Little Man Tate is a 1991 American drama film directed by Jodie Foster (in her directorial debut) from a screenplay written by Scott Frank.
The film stars Adam Hann-Byrd as Fred Tate, a seven-year-old child prodigy who struggles to self-actualize in social and psychological settings that largely fail to accommodate his intelligence.
Dede Tate is a young working-class woman of average intelligence and strong instincts, raising her seven-year-old son, Fred, alone.
Fred's reading and mathematics abilities are remarkable, and he plays the piano "at competition level", but his intellect has isolated him from his public school classmates.
Fred's abilities come to the attention of Jane Grierson, a former music prodigy and now a psychologist running a school for gifted children.

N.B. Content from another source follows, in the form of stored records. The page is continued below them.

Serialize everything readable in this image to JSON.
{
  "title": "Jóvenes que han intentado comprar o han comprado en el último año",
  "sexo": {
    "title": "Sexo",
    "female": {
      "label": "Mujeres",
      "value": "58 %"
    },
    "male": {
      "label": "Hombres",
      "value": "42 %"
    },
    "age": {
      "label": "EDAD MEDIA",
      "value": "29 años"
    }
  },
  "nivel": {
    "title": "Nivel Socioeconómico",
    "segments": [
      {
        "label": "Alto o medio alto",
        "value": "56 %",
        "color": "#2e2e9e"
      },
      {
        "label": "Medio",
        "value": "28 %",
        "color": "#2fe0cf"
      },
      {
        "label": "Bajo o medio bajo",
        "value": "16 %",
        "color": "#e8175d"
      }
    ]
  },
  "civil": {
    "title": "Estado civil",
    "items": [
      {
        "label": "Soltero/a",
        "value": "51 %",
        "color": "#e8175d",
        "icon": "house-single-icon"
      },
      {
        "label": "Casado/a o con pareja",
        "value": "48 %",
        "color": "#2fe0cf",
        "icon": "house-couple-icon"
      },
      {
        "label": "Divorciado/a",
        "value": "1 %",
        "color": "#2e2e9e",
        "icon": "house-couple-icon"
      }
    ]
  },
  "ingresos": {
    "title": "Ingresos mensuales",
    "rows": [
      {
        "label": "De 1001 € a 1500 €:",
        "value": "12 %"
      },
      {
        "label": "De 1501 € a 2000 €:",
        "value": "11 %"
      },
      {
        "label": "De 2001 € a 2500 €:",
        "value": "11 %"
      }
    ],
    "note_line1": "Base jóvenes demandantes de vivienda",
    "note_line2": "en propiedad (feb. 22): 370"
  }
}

Fred joins other brilliant young people, and participates in Jane's Odyssey of the Mind event for part of the spring.
There he meets one of his heroes, who is one of Jane's prized pupils, the brilliant but slightly bizarre "Mathemagician" Damon Wells, a whiz at math who wears a black cape wherever he goes.
Fred is later enrolled at a university, where he studies quantum physics while his mother, aunt and cousins travel to Florida for the summer.
Dede tunes into the program from Florida and reacts immediately to Fred’s visual appearance, remarking to herself, “you look like hell, kid.” On the air, Fred claims his mother is dead, and recites a childish poem (a word-for-word repetition of a poem by Matt Montini, one of his former grade school classmates) before taking off his microphone and walking out of the studio.